Il ne suffit pas de connaître l'élément bois, affirme le luthier de Calban. Il est au contraire nécessaire d'apprendre et de maîtriser autant que possible des sujets tels que l'alchimie, la métaphysique, la géométrie sacrée, la numérologie et les différentes disciplines mathématiques, sujets qu'Elvis Moro nourrit quotidiennement dans son atelier depuis plus de vingt ans. Inutile de dire qu'aujourd'hui, toutes ces connaissances ne sont pas du tout envisagées et qu'il est très mal vu de se consacrer à un métier comme celui de luthier d'instruments anciens.
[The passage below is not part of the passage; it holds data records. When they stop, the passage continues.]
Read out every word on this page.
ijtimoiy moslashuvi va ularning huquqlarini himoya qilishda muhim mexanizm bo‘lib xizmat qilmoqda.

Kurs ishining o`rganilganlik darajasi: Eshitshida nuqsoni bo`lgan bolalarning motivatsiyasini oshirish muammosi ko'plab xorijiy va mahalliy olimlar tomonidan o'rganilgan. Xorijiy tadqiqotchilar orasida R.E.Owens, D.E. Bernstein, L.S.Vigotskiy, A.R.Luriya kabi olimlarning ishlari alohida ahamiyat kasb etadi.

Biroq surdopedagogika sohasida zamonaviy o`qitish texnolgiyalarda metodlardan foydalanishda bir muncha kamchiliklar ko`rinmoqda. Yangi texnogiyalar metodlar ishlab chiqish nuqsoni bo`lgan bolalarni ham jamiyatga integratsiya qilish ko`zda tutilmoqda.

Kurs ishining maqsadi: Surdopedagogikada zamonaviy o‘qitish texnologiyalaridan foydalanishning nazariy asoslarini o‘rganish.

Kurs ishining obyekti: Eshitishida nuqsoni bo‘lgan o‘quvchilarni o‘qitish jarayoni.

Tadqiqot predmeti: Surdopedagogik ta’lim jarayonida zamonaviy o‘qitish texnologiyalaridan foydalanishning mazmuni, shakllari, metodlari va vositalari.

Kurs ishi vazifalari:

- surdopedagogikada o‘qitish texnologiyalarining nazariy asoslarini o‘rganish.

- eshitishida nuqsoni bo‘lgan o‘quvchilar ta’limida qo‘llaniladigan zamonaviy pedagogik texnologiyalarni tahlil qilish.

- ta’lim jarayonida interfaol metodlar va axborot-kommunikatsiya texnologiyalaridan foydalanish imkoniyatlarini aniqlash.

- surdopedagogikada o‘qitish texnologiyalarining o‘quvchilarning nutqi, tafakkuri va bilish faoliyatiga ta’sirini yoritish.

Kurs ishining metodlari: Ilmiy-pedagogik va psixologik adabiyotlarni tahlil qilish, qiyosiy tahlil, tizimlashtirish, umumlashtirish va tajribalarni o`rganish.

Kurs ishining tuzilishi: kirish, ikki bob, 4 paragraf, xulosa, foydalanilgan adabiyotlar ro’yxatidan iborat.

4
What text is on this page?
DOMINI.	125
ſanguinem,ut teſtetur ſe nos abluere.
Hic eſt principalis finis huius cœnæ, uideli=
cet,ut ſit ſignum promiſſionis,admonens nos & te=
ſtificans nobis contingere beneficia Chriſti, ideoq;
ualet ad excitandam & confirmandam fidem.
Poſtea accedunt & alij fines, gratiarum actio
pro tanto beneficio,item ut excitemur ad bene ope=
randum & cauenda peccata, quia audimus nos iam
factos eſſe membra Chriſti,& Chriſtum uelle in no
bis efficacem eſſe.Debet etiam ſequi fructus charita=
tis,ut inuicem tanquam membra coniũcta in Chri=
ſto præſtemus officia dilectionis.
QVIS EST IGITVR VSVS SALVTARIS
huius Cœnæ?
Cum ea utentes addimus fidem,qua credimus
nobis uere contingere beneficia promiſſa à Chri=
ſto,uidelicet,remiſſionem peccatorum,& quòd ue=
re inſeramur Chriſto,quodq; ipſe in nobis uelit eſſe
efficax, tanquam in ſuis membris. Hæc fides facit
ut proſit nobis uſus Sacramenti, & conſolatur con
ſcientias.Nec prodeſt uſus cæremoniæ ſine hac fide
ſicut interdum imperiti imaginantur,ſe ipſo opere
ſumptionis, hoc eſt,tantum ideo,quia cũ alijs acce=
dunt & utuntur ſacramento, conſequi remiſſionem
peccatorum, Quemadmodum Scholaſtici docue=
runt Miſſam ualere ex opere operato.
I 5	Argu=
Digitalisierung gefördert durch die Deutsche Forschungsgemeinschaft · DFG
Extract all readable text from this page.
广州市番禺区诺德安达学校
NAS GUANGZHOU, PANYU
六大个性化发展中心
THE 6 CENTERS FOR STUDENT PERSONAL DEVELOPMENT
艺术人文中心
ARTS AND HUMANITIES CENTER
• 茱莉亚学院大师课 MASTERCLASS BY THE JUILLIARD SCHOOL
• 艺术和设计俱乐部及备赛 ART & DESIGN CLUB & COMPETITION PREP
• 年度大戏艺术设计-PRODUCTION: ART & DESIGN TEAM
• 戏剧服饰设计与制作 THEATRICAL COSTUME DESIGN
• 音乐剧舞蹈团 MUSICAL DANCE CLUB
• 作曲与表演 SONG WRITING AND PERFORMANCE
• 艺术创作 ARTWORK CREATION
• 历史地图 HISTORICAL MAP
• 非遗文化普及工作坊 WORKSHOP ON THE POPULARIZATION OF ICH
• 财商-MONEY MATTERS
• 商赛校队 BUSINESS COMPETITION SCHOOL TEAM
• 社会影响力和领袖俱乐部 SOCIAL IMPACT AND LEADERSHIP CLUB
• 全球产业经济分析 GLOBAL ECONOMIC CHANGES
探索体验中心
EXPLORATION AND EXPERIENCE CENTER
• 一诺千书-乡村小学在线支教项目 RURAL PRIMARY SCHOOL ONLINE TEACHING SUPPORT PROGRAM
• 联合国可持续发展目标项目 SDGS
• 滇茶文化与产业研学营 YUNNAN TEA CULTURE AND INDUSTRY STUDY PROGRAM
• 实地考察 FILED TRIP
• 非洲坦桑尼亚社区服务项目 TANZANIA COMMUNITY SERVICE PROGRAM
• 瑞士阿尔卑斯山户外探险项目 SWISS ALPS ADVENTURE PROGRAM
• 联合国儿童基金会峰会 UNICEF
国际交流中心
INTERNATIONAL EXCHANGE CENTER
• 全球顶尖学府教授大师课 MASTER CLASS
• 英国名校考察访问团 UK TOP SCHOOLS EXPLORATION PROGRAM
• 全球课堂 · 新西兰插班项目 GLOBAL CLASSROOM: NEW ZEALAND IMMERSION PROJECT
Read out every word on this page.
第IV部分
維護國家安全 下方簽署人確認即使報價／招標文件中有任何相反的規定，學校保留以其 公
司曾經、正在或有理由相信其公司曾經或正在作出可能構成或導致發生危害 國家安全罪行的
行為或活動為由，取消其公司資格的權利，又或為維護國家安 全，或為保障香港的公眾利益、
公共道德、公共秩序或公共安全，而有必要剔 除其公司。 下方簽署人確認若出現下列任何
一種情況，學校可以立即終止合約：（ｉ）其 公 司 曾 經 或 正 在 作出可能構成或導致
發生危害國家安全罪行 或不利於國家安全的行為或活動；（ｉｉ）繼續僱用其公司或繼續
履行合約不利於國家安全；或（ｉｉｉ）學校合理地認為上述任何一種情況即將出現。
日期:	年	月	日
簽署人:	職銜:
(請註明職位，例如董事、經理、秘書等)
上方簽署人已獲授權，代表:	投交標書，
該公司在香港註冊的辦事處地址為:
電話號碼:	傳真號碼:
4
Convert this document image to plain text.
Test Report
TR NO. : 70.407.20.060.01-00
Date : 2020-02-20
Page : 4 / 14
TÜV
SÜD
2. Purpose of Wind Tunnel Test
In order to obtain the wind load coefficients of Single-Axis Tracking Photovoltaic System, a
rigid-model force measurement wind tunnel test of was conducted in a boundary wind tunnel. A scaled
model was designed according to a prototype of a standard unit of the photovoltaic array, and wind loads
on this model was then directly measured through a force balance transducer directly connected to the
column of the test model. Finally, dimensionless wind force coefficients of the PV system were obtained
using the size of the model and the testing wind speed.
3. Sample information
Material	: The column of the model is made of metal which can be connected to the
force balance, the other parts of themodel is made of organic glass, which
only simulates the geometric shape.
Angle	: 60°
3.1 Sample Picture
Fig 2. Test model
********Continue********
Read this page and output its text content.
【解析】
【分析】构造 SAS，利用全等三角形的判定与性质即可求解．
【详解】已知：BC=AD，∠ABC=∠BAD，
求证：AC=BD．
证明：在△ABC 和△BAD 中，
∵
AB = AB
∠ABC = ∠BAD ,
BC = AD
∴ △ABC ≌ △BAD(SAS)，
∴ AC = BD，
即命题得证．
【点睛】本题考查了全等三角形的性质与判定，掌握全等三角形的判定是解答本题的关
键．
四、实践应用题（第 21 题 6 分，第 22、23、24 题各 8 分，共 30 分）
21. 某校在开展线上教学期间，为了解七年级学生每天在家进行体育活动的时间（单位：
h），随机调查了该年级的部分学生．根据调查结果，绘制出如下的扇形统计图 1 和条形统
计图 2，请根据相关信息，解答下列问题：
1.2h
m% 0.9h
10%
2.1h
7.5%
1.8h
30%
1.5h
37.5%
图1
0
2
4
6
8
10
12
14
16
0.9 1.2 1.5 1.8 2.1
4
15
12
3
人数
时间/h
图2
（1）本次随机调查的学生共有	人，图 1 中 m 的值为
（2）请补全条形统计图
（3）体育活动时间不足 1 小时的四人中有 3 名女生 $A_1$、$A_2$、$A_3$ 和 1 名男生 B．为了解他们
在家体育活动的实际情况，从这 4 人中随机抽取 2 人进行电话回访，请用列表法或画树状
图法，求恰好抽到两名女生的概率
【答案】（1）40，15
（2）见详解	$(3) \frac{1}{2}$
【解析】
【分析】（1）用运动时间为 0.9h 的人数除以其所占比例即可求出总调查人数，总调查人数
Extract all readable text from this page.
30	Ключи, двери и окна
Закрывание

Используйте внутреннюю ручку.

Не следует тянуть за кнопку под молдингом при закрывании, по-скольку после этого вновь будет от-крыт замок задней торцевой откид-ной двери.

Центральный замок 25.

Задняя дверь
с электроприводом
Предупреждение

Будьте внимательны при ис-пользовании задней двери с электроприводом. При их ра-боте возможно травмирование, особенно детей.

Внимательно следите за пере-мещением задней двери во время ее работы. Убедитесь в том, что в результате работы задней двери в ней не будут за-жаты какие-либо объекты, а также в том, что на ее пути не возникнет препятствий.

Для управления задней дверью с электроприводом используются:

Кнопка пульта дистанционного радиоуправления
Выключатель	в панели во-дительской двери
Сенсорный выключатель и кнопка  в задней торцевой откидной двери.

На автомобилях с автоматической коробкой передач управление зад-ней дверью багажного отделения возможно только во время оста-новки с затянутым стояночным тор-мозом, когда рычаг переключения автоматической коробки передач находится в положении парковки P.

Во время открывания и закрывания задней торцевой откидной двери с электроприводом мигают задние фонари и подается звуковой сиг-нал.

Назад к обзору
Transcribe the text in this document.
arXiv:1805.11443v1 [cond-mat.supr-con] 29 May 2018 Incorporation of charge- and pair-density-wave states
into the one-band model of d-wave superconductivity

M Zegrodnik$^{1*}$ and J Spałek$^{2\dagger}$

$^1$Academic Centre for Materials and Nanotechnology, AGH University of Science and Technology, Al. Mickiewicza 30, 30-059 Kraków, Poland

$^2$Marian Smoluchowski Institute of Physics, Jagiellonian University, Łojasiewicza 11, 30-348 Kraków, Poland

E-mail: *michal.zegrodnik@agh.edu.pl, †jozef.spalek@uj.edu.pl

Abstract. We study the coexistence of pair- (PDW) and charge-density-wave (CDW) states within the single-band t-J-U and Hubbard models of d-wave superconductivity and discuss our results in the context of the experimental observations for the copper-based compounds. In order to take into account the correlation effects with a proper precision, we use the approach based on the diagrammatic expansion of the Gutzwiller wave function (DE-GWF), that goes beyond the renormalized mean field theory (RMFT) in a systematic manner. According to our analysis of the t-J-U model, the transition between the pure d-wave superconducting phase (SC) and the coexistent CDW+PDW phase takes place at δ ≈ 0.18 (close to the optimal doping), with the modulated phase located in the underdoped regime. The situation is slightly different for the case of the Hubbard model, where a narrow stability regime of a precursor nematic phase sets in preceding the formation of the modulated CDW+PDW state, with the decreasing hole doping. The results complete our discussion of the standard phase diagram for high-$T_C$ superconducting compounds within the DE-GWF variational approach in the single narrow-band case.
De plus, les guitares qu'Elvis Moro fabrique, calibrées pour une tension légère et donc équipées de cordes en boyau, toutes rigoureusement issues de l'école italienne, appartiennent à d'autres époques, conçues pour le répertoire cultivé d'autres temps, elles sont réalisées, dit-il, "selon des procédés "dépassés", avec des temps de construction longs qui se répercutent inévitablement sur le coût final de l'instrument, ce qui fait que les seuls à pouvoir les acheter sont les concertistes ou les collectionneurs". Pour ne citer que quelques exemples, la simple préparation des colles, telle qu'elle est relatée dans les textes anciens depuis le XIVe siècle, nécessite plusieurs jours de "cuisson ténue". Il en va de même pour la cuisson des peintures, qui ne peuvent être déclarées prêtes qu'après des semaines d'organisation et des mois de séchage. Tout cela conduit à une véritable célébration des pratiques anciennes, qui sont finalement celles qui ont fait de nos luthiers italiens les maîtres incontestés de cet art millénaire dans le monde entier".
L'histoire du luthier de Calban est une histoire de beauté, d'habileté, de savoir et de passion qui, parfois, par pure coïncidence, finit par rencontrer la faveur des amateurs et des experts, toujours au nom de la bienveillance des Muses.